The following API endpoints are accessible to Prowler Lighthouse. Data from the following API endpoints could be shared with OpenAI depending on the scope of user's query:
#### Accessible API Endpoints
**User Management:**
- List all users - `/api/v1/users`
- Retrieve the current user's information - `/api/v1/users/me`
**Provider Management:**
- List all providers - `/api/v1/providers`
- Retrieve data from a provider - `/api/v1/providers/{id}`
**Scan Management:**
- List all scans - `/api/v1/scans`
- Retrieve data from a specific scan - `/api/v1/scans/{id}`
**Resource Management:**
- List all resources - `/api/v1/resources`
- Retrieve data for a resource - `/api/v1/resources/{id}`
**Findings Management:**
- List all findings - `/api/v1/findings`
- Retrieve data from a specific finding - `/api/v1/findings/{id}`
- Retrieve metadata values from findings - `/api/v1/findings/metadata`
**Overview Data:**
- Get aggregated findings data - `/api/v1/overviews/findings`
- Get findings data by severity - `/api/v1/overviews/findings_severity`
- Get aggregated provider data - `/api/v1/overviews/providers`
- Get findings data by service - `/api/v1/overviews/services`
**Compliance Management:**
- List compliance overviews for a scan - `/api/v1/compliance-overviews`
- Retrieve data from a specific compliance overview - `/api/v1/compliance-overviews/{id}`
#### Excluded API Endpoints
Not all Prowler API endpoints are integrated with Lighthouse. They are intentionally excluded for the following reasons:
- OpenAI/other LLM providers shouldn't have access to sensitive data (like fetching provider secrets and other sensitive config)
- Users queries don't need responses from those API endpoints (ex: tasks, tenant details, downloading zip file, etc.)
**Excluded Endpoints:**
**User Management:**
- List specific users information - `/api/v1/users/{id}`
- List user memberships - `/api/v1/users/{user_pk}/memberships`
- Retrieve membership data from the user - `/api/v1/users/{user_pk}/memberships/{id}`
**Tenant Management:**
- List all tenants - `/api/v1/tenants`
- Retrieve data from a tenant - `/api/v1/tenants/{id}`
- List tenant memberships - `/api/v1/tenants/{tenant_pk}/memberships`
- List all invitations - `/api/v1/tenants/invitations`
- Retrieve data from tenant invitation - `/api/v1/tenants/invitations/{id}`
**Security and Configuration:**
- List all secrets - `/api/v1/providers/secrets`
- Retrieve data from a secret - `/api/v1/providers/secrets/{id}`
- List all provider groups - `/api/v1/provider-groups`
- Retrieve data from a provider group - `/api/v1/provider-groups/{id}`
**Reports and Tasks:**
- Download zip report - `/api/v1/scans/{v1}/report`
- List all tasks - `/api/v1/tasks`
- Retrieve data from a specific task - `/api/v1/tasks/{id}`
**Lighthouse Configuration:**
- List OpenAI configuration - `/api/v1/lighthouse-config`
- Retrieve OpenAI key and configuration - `/api/v1/lighthouse-config/{id}`
???+ note
Agents only have access to hit GET endpoints.

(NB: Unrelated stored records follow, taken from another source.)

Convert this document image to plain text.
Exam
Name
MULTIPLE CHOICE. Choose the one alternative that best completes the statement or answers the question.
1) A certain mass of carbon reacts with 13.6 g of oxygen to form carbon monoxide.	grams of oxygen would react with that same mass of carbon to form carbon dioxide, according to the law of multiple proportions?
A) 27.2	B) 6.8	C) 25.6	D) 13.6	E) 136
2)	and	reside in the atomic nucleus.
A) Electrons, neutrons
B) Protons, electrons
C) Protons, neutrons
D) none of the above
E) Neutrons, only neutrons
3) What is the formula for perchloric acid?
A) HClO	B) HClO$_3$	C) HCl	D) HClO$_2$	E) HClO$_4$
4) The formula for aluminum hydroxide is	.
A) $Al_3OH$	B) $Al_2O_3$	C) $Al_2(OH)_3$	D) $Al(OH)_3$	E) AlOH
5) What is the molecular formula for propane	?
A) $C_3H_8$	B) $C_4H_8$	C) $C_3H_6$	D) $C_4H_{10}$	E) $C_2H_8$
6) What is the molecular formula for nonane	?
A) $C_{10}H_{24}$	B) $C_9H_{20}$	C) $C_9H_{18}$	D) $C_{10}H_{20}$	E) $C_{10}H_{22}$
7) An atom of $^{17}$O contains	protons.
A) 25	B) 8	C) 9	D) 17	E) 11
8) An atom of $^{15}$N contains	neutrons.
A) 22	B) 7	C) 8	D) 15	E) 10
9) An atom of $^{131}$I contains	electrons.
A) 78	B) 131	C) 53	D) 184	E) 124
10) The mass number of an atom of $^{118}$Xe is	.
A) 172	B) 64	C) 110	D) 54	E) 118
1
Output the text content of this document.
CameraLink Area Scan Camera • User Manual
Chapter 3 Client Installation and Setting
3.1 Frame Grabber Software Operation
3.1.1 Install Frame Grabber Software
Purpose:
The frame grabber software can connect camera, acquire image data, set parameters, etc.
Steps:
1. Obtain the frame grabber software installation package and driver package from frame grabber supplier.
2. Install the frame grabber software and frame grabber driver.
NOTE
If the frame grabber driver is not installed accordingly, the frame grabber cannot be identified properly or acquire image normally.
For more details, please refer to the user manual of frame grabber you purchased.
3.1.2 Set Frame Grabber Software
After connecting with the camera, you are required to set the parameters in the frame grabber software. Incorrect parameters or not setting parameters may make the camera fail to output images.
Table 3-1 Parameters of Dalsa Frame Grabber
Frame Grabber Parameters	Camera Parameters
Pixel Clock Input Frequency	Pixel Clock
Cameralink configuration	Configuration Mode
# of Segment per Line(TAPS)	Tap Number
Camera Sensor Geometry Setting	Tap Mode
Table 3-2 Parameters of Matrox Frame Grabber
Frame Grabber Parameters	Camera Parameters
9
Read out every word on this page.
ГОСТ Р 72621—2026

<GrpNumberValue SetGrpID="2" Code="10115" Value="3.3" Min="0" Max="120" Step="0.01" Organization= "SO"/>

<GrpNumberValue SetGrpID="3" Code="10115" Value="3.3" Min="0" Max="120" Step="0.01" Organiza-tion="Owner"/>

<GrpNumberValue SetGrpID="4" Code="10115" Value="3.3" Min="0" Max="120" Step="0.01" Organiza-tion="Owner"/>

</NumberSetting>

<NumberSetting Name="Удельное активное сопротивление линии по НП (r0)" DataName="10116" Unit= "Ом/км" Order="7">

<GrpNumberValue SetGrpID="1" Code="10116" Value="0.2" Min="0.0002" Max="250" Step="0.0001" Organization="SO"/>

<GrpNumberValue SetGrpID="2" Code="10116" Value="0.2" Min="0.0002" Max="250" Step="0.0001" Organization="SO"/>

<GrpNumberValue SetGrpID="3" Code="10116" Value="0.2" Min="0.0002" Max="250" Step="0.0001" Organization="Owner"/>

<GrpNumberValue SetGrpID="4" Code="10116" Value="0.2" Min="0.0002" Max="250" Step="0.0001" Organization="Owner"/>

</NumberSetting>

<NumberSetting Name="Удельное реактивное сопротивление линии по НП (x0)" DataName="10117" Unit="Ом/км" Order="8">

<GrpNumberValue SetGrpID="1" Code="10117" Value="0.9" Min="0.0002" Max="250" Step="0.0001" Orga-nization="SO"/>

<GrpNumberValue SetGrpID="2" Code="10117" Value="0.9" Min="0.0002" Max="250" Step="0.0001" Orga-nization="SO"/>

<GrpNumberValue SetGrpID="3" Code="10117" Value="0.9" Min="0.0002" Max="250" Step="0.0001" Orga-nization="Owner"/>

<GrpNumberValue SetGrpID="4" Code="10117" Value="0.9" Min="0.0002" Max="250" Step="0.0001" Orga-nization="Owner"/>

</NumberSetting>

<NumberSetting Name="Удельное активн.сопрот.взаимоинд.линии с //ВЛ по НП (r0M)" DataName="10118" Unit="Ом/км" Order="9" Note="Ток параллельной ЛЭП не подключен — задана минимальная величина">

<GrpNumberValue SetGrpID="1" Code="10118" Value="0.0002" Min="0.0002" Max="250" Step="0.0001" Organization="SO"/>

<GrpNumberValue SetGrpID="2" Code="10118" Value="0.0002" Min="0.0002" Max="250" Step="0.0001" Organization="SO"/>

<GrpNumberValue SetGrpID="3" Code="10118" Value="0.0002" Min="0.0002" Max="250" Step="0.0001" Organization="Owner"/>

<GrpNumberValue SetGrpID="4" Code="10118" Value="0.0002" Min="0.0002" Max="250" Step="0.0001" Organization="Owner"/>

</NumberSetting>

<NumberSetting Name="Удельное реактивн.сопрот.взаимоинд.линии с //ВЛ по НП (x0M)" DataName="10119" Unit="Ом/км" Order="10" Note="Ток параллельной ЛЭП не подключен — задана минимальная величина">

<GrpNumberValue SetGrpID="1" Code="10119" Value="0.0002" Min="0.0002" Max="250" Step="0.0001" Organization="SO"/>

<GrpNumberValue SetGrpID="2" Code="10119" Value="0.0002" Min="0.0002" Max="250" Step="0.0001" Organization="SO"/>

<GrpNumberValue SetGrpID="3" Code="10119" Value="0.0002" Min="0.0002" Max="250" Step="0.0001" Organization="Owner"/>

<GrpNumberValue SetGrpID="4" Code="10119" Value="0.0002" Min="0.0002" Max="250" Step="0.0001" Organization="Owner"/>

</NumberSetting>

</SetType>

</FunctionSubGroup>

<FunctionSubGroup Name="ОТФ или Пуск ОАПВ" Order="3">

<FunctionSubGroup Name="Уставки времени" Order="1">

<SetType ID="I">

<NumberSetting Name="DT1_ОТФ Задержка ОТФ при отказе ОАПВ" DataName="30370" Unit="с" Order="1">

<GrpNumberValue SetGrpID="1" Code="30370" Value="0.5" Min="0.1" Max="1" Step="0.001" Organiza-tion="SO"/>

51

They don't have access to other HTTP methods.
## FAQs
**1. Why only OpenAI models?**
During feature development, we evaluated other LLM models.
- **Claude AI** - Claude models have [tier-based ratelimits](https://docs.anthropic.com/en/api/rate-limits#requirements-to-advance-tier). For Lighthouse to answer slightly complex questions, there are a handful of API calls to the LLM provider within few seconds. With Claude's tiering system, users must purchase $400 credits or convert their subscription to monthly invoicing after talking to their sales team. This pricing may not suit all Prowler users.
- **Gemini Models** - Gemini lacks a solid tool calling feature like OpenAI. It calls functions recursively until exceeding limits. Gemini-2.5-Pro-Experimental is better than previous models regarding tool calling and responding, but it's still experimental.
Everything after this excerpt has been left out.